West Cork teacher Emer Downing is enjoying the little bit of freedom she’s now being afforded, after two months of being locked down in her Bergamo home
ON May 4th, while all of you back home were enjoying the Bank Holiday Monday, we here in Italy finally got to rediscover the great outdoors.
Having been confined to our houses for the previous eight weeks in Italy’s phase 1 (total lockdown), people were gasping for a taste of the outside world.
We had only been allowed out for the supermarket, the pharmacy or if we were an essential worker and we had to carry paperwork in case we got stopped for police checks.
The first day of phase 2 brought blue skies and temperatures in the mid-twenties.
People took full advantage.
I, for one, got out on my bike; the thing I had missed the most in those months stuck at home.
There was a great atmosphere, seeing people out jogging, walking and cycling with their children – not just lugging shopping bags around.
Builders, gardeners and some factory workers returned to their workplaces with new physical distancing rules.
Restaurants are allowed to continue to offer takeaway services only.

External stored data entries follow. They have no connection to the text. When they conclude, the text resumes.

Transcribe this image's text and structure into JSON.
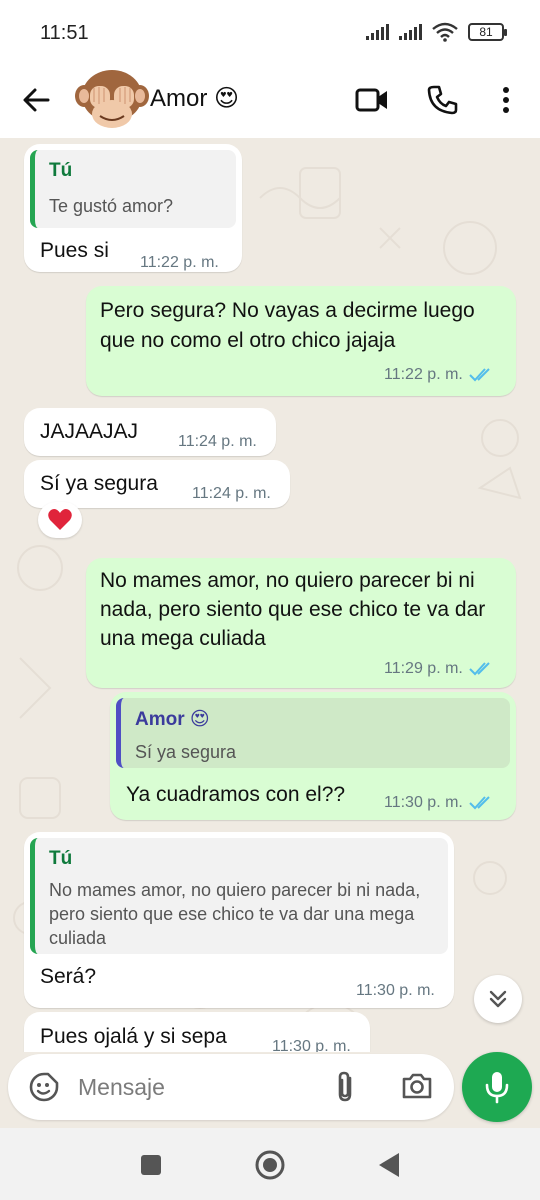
{
  "status_bar": {
    "time": "11:51",
    "battery": "81"
  },
  "header": {
    "contact_name": "Amor 😍"
  },
  "messages": [
    {
      "dir": "in",
      "quote_name": "Tú",
      "quote_text": "Te gustó amor?",
      "text": "Pues si",
      "time": "11:22 p. m."
    },
    {
      "dir": "out",
      "text": "Pero segura? No vayas a decirme luego que no como el otro chico jajaja",
      "time": "11:22 p. m.",
      "read": true
    },
    {
      "dir": "in",
      "text": "JAJAAJAJ",
      "time": "11:24 p. m."
    },
    {
      "dir": "in",
      "text": "Sí ya segura",
      "time": "11:24 p. m.",
      "reaction": "❤️"
    },
    {
      "dir": "out",
      "text": "No mames amor, no quiero parecer bi ni nada, pero siento que ese chico te va dar una mega culiada",
      "time": "11:29 p. m.",
      "read": true
    },
    {
      "dir": "out",
      "quote_name": "Amor 😍",
      "quote_text": "Sí ya segura",
      "text": "Ya cuadramos con el??",
      "time": "11:30 p. m.",
      "read": true
    },
    {
      "dir": "in",
      "quote_name": "Tú",
      "quote_text": "No mames amor, no quiero parecer bi ni nada, pero siento que ese chico te va dar una mega culiada",
      "text": "Será?",
      "time": "11:30 p. m."
    },
    {
      "dir": "in",
      "text": "Pues ojalá y si sepa",
      "time": "11:30 p. m."
    }
  ],
  "composer": {
    "placeholder": "Mensaje"
  },
  "colors": {
    "accent": "#1ea952",
    "outgoing_bubble": "#d9fdd3",
    "chat_bg": "#efeae2",
    "read_ticks": "#53bdeb"
  },
  "icons": [
    "back-arrow-icon",
    "video-call-icon",
    "phone-icon",
    "more-options-icon",
    "double-check-icon",
    "scroll-down-icon",
    "emoji-icon",
    "attach-icon",
    "camera-icon",
    "mic-icon",
    "nav-recents-icon",
    "nav-home-icon",
    "nav-back-icon"
  ]
}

Thankfully this rule also extends to takeaway ice-cream from our local gelateria.
The children I teach were delighted to go and visit their grandparents as people were now permitted to visit immediate family and partners, but not yet friends.

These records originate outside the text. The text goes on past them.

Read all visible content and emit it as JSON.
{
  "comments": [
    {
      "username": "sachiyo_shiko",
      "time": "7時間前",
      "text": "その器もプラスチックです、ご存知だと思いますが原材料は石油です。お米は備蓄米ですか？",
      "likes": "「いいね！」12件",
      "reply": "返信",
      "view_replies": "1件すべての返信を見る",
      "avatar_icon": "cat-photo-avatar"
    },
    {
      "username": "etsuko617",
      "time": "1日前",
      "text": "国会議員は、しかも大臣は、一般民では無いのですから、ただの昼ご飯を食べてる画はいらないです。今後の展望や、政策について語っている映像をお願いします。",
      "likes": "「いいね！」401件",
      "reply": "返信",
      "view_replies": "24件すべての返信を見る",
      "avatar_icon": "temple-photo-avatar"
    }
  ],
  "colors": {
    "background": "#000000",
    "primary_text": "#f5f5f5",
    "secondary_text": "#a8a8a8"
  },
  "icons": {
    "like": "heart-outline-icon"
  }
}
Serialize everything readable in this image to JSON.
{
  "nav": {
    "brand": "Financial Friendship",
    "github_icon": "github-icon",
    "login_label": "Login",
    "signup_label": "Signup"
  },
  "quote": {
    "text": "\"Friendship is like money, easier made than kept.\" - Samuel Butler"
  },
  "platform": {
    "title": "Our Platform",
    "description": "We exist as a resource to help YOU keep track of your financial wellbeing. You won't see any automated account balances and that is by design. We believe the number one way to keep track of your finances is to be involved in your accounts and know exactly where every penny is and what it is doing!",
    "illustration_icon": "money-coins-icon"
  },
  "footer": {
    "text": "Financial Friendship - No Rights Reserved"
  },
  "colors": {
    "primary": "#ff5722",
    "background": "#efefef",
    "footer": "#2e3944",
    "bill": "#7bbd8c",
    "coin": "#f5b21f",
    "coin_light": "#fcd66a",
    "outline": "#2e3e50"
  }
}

While I am very happy to see the vast majority of people leaving their houses with masks, I’m also disappointed to see a few, particularly teenagers, hanging out in groups in public places.
Milan was a source of scandal in the first week of Phase 2 with huge numbers of people congregating along the trendy Navigli area.
With new cases still rising daily in four-figure numbers, and the death toll in the hundreds, I hope that people can take more responsibility and not abuse the new privileges we have been awarded.